The idea of adding to Jesus (as the Colossians were tempted to do) is utterly absurd

2) SONG OF REDEMPTION - Jesus in history (Col 1:18b-20)

2.1    First title: the ‘Beginning’

Here Jesus is being named the originator of a new beginning; a new act of creation that we call ‘salvation’

2.2    Second title: ‘firstborn’ from among the dead

refers to Jesus’ resurrection: an event which demonstrates God’s ability/intention to redeem/recreate

In both creation and new creation Jesus is supreme

2.3    Unpacking these titles (Col 1:19 and 20)

The word fullness/fill and theme song occurs again here: whether in Creation or Redemption, God’s fullness is found nowhere else than in Jesus.

In the history of Jesus, God took on our frail form: subjecting himself to all the environmental/social decay we experience.

The incarnation, wonderful to Christians, is blasphemous to Muslims

But Jesus came to earth in human form not merely to identify with us (as a consoling friend), he came to represent us before the judgement seat and, as our representative, die the death we deserve

In his death on the cross, the one in whom God dwelt fully accepted the judgment we deserve, so we could be reconciled to God (Col 1:20)

The purpose of the divine incarnation was a divine amnesty

God is in business forgiving & forgetting

Whether in Creation or in Redemption, Christ has the fullness, and all who have him are full to overflowing. Jesus is our theme song.
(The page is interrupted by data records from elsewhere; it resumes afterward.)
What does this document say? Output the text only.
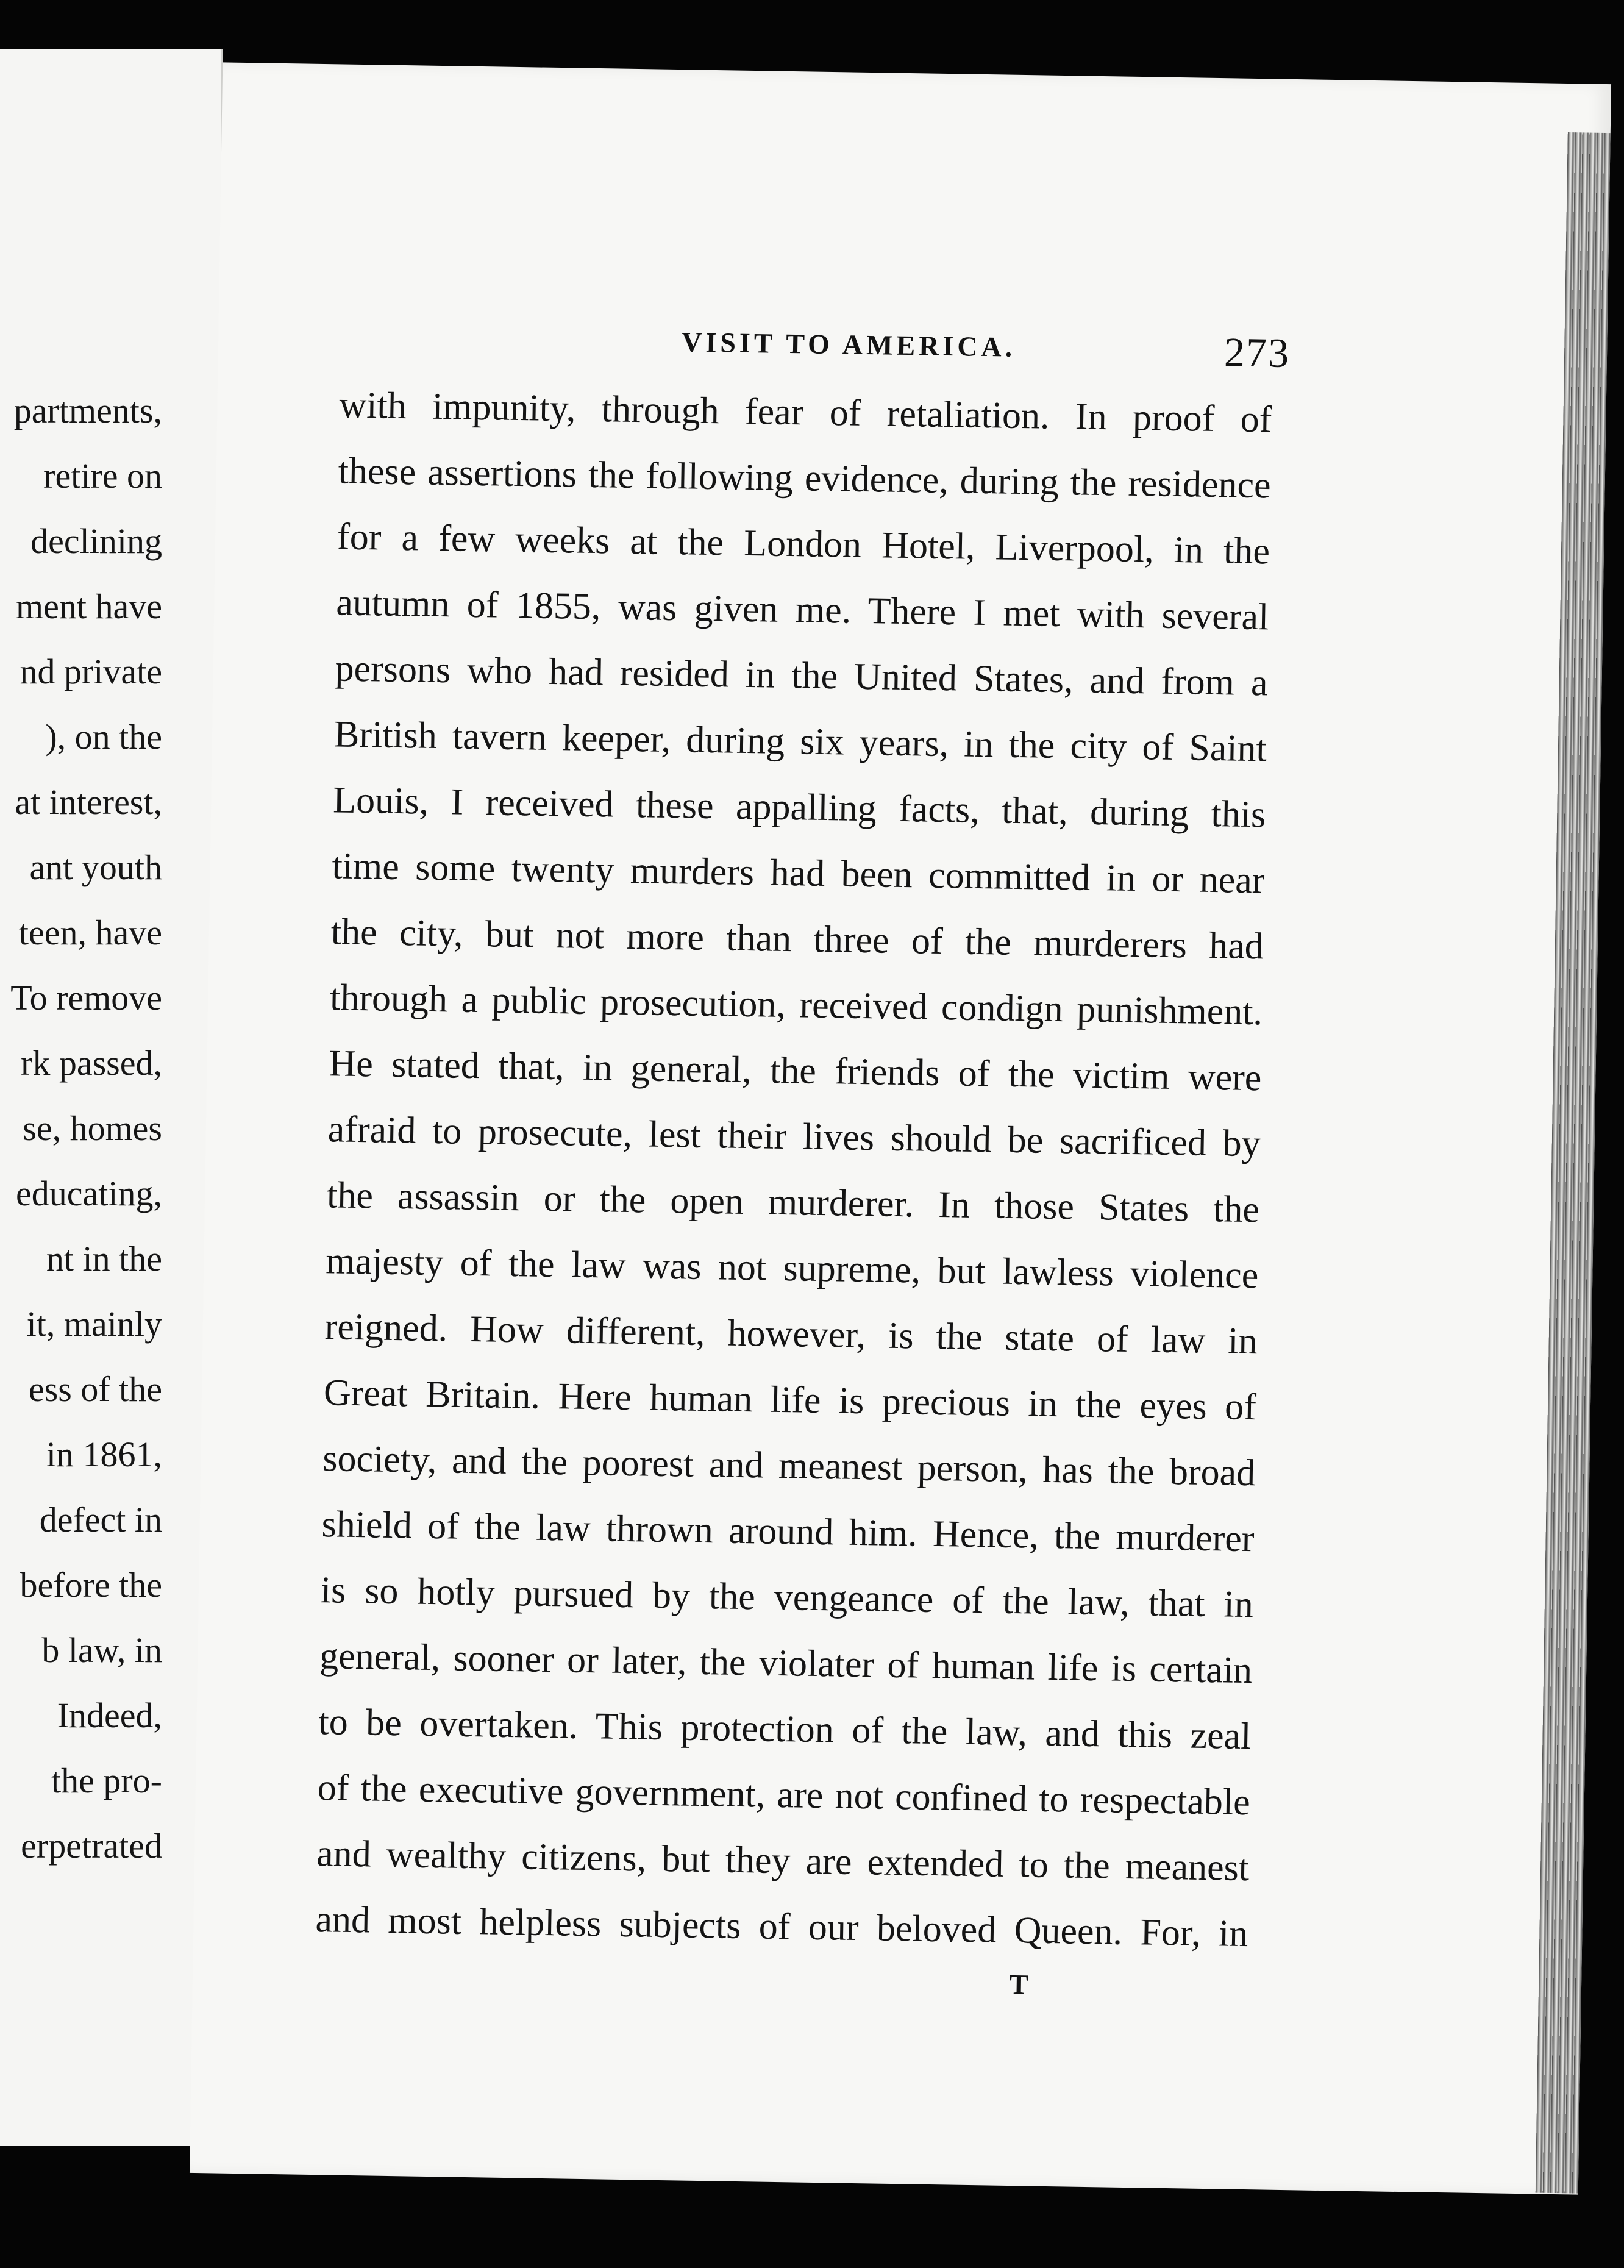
partments,
retire on
declining
ment have
nd private
), on the
at interest,
ant youth
teen, have
To remove
rk passed,
se, homes
educating,
nt in the
it, mainly
ess of the
in 1861,
defect in
before the
b law, in
Indeed,
the pro-
erpetrated
VISIT TO AMERICA.	273
with impunity, through fear of retaliation. In proof of
these assertions the following evidence, during the residence
for a few weeks at the London Hotel, Liverpool, in the
autumn of 1855, was given me. There I met with several
persons who had resided in the United States, and from a
British tavern keeper, during six years, in the city of Saint
Louis, I received these appalling facts, that, during this
time some twenty murders had been committed in or near
the city, but not more than three of the murderers had
through a public prosecution, received condign punishment.
He stated that, in general, the friends of the victim were
afraid to prosecute, lest their lives should be sacrificed by
the assassin or the open murderer. In those States the
majesty of the law was not supreme, but lawless violence
reigned. How different, however, is the state of law in
Great Britain. Here human life is precious in the eyes of
society, and the poorest and meanest person, has the broad
shield of the law thrown around him. Hence, the murderer
is so hotly pursued by the vengeance of the law, that in
general, sooner or later, the violater of human life is certain
to be overtaken. This protection of the law, and this zeal
of the executive government, are not confined to respectable
and wealthy citizens, but they are extended to the meanest
and most helpless subjects of our beloved Queen. For, in
T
3) SONG COMMENTARY - stressing staying put in Christ (Col 1:21-23)

3.1    Trusting the received Gospel

No matter what our former ‘evil behaviour’, if we trust Christ we are ‘holy’, ‘without blemish’, ‘free from accusation’ but only if we continue in this dependence. (Col 1:21-23)

It is not about trying harder nor doing more, but trusting the gospel they had already received.

3.2    Preparation for the central content of the letter in the next chapters

false teachers have appeared in the Lycus River Valley (Col 2:8 )

Paul wants the Colossians to come back to their wedding vows (as it were) i.e. to recall Christ’s pledge to them and their pledge to him

3.3    Parallels between ancient Colossians and modern Christians

3.3.1 Mysticism - looking for fresh experiences of worship

3.3.2 Traditionalism - good as it does point to Christ but it can be a substitute for knowing Christ

3.3.3 Moralism - need to do more good, or good deeds become a substitute for evangelism/worship

3.3.4 Intellectualism - can inspire zeal for novelty of thought instead of faithfulness in worship

3.3.4 Apathy - not so much ‘adding’ to Jesus, as ‘subtracting’ from his glory


Turn your eyes upon Jesus
Look full in His wonderful face,
And the things of earth
    will grow strangely dim,
In the light of His glory and grace

If the fullness of God is in Christ, all who have Him are full to overflowing.